Statutory Parenting: Liberals Deny Job Opportunities for Teens

Popular bill to let teens work in bowling alleys, theaters shot down by nanny-staters in House

AUGUSTA - A bill introduced by the Department of Labor with the support of the Maine School Management Association to expand work opportunities for high school students was rejected with a party line vote of 85-58 in the Maine House on Wednesday morning. Not a single party testified in opposition to the bill during its public hearing before the labor committee.

The bill, LD 1698, would simply allow teens to work in movie theaters and bowling alleys while streamlining work permitting rules between MSMA and the Department of Labor to speed up the permitting process.

It is unclear why Maine has restricted teens' summer job opportunities in this manner, as 47 states allow minors to work in theaters and 44 allow them to work in bowling alleys.

"There seems to be no limit to the extent to which Democrats are willing to step into people's homes and do their parenting for them," said Rep. Amy Volk (R-Scarborough), ranking House Republican on the Labor, Commerce, Research, and Economic Development (LCRED) Committee and mother of three high school- and college-age children. "I don't know a single parent who would have a problem with their teen working in a theater or a bowling alley in the summer, but I was surrounded by 85 liberal politicians who do."

Rep.
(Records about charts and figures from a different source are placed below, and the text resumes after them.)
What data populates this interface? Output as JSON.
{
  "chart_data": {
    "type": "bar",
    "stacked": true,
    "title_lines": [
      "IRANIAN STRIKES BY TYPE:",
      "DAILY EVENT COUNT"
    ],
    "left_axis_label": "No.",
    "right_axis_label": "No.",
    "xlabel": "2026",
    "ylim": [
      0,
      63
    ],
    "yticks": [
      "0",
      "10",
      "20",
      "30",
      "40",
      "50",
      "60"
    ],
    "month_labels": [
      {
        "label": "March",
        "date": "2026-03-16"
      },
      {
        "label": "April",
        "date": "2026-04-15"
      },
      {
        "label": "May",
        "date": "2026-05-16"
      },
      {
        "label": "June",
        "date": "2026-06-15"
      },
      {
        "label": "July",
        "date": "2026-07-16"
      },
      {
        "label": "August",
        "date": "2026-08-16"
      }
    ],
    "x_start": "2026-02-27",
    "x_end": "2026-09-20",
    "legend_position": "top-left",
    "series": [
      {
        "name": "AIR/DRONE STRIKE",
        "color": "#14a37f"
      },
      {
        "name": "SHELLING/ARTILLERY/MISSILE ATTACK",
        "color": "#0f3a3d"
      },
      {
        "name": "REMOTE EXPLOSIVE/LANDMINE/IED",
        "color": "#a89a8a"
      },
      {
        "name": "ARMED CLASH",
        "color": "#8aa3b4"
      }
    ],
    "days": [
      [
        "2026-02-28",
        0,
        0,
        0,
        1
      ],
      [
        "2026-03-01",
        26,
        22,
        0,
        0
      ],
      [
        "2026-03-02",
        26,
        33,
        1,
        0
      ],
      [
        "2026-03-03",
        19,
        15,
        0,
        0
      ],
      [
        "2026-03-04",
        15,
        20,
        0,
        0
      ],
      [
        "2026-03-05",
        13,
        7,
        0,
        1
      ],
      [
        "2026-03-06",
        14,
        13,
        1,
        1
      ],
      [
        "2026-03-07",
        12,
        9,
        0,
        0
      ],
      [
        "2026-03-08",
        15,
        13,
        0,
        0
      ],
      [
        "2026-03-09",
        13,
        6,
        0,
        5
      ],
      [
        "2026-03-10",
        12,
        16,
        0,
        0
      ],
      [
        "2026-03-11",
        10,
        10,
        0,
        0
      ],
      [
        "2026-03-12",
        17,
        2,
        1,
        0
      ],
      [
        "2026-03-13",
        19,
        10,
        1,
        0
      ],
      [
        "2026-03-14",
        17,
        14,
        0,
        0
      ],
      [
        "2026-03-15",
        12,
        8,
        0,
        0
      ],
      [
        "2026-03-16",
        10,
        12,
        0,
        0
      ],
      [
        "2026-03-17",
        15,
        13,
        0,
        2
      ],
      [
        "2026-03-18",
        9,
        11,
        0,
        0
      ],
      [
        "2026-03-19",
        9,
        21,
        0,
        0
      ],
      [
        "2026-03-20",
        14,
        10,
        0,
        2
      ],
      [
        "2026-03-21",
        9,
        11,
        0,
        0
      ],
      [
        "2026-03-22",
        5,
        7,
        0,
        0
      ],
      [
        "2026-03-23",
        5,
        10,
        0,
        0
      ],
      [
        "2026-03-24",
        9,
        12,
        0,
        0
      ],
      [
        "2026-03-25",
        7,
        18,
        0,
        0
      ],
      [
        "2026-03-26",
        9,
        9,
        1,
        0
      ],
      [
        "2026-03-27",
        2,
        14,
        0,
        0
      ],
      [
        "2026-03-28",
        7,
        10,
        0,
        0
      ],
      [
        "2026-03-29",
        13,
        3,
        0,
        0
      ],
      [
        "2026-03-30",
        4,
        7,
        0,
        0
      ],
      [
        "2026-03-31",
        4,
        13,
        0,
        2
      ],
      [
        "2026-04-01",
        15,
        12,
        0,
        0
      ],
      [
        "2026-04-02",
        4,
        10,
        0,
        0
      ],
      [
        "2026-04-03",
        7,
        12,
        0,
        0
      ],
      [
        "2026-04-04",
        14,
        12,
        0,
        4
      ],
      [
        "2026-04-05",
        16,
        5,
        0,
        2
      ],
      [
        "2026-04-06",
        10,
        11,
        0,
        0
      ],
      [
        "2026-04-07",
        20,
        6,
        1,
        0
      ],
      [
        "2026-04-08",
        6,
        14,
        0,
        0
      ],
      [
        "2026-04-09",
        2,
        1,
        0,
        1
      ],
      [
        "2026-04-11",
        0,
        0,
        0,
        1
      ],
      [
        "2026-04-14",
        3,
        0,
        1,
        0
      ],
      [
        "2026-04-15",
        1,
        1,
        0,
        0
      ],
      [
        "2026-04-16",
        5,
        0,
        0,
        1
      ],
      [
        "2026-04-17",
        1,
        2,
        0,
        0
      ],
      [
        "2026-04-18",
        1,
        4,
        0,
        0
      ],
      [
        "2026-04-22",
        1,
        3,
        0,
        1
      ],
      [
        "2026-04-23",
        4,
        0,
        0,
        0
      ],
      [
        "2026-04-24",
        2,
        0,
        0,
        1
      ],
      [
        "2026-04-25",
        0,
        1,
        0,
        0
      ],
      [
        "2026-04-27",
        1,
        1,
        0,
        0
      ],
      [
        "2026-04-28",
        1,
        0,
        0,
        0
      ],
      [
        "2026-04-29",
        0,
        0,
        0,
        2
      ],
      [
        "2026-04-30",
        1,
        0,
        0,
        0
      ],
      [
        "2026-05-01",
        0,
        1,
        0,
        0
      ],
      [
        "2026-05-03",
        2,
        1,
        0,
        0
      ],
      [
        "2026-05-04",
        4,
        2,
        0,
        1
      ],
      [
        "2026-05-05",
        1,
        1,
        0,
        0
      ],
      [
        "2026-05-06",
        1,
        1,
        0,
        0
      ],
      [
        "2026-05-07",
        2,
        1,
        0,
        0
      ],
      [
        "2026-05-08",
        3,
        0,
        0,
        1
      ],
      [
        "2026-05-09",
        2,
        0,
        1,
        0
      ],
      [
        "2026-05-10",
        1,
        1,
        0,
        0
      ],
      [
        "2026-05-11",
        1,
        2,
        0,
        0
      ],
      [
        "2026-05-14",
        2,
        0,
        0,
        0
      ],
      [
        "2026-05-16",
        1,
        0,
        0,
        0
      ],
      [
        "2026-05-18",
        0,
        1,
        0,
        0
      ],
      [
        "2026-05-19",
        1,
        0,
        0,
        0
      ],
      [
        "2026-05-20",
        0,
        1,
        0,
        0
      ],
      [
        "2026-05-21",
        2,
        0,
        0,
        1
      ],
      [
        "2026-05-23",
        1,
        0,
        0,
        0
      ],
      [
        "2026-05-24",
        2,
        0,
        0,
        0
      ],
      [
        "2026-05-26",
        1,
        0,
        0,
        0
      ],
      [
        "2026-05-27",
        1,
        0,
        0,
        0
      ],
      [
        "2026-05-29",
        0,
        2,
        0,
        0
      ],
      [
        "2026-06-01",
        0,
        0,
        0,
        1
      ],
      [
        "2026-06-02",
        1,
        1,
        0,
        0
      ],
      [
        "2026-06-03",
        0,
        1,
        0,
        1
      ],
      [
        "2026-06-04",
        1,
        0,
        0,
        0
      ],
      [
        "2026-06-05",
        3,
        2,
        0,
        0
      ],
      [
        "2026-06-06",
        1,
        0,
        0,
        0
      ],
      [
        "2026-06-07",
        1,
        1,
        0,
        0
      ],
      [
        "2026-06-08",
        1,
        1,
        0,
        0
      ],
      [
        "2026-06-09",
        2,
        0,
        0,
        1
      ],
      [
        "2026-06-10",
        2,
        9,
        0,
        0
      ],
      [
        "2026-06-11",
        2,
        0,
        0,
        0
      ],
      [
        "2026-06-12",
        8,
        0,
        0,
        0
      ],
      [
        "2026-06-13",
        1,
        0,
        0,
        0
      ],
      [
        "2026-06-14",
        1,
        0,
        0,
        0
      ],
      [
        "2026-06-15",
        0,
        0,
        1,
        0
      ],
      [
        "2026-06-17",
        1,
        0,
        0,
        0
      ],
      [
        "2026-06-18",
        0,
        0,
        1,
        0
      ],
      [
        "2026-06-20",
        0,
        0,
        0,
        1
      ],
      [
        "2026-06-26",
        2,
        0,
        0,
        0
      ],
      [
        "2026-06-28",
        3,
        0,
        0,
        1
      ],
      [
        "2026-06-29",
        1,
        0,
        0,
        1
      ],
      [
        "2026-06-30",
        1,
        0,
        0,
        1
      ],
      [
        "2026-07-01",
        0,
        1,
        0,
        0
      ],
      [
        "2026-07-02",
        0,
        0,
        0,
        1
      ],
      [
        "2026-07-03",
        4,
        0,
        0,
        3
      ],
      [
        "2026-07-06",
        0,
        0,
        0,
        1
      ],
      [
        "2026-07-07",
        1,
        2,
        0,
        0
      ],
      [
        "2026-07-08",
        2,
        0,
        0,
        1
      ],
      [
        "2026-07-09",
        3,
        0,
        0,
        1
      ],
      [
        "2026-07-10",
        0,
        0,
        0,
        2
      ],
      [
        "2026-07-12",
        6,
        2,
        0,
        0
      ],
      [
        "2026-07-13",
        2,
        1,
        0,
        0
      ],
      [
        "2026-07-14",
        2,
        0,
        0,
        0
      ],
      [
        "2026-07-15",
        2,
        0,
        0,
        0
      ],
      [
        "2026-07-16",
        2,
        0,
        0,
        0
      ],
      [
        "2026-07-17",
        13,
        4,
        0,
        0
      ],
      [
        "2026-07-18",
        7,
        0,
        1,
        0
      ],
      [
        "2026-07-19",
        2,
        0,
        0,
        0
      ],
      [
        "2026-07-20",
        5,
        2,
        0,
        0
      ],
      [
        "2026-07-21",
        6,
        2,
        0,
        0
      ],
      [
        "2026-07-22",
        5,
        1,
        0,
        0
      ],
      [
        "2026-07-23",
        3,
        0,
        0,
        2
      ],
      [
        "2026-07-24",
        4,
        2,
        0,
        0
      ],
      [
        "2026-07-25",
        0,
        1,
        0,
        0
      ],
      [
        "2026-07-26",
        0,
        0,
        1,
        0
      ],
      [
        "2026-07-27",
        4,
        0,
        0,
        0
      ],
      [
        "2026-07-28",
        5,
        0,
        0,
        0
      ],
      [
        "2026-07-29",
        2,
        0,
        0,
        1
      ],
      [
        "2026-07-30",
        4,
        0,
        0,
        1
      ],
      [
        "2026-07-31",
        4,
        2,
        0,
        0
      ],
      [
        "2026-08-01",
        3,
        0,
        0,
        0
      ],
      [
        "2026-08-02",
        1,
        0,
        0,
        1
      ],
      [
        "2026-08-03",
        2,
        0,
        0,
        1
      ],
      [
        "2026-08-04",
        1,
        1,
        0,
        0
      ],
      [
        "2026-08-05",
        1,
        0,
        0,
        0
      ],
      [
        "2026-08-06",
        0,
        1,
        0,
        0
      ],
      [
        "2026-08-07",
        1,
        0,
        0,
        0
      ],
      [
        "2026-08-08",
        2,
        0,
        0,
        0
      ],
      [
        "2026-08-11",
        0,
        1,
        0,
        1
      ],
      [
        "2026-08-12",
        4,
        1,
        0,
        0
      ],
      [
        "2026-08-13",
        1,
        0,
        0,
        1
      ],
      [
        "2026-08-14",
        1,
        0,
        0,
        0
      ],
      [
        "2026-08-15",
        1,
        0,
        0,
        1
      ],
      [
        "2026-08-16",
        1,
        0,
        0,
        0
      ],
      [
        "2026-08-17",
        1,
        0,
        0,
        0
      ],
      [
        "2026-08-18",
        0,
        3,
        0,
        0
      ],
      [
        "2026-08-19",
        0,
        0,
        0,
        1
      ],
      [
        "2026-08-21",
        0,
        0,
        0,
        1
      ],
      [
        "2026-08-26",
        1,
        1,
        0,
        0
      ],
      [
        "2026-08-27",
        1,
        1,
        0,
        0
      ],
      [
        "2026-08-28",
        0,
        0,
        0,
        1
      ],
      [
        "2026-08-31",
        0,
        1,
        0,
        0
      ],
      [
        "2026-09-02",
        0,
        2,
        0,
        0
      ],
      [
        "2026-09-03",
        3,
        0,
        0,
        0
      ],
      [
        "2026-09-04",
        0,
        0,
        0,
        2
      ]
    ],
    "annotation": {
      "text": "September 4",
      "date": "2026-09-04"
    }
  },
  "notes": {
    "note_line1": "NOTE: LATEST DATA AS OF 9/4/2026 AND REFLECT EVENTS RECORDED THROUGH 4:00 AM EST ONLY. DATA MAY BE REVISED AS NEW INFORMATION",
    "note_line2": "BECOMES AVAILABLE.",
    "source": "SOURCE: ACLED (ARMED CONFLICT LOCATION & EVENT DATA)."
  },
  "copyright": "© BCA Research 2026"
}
Lawrence Lockman (R-Amherst) sponsored the bill on behalf of the Department of Labor. Two students, Ben Evans and Judah Merrill, testified in favor of the bill before LCRED, saying that they have had to wait well into the summer to receive their work permits due to delays that would be remedied by LD 1698.

Assistant House Republican Leader Alex Willette of Mapleton is one of the youngest members of the House.

"At 24, I have recent experience with Maine's cumbersome summer work permitting process, and definitely see the need for this bill," said Rep. Willette. "I never worked in a theater or a bowling alley, but was shocked to find out it's currently not allowed, and even more shocked to see Democrats refuse to change that."

The bill will now move to the Senate for votes.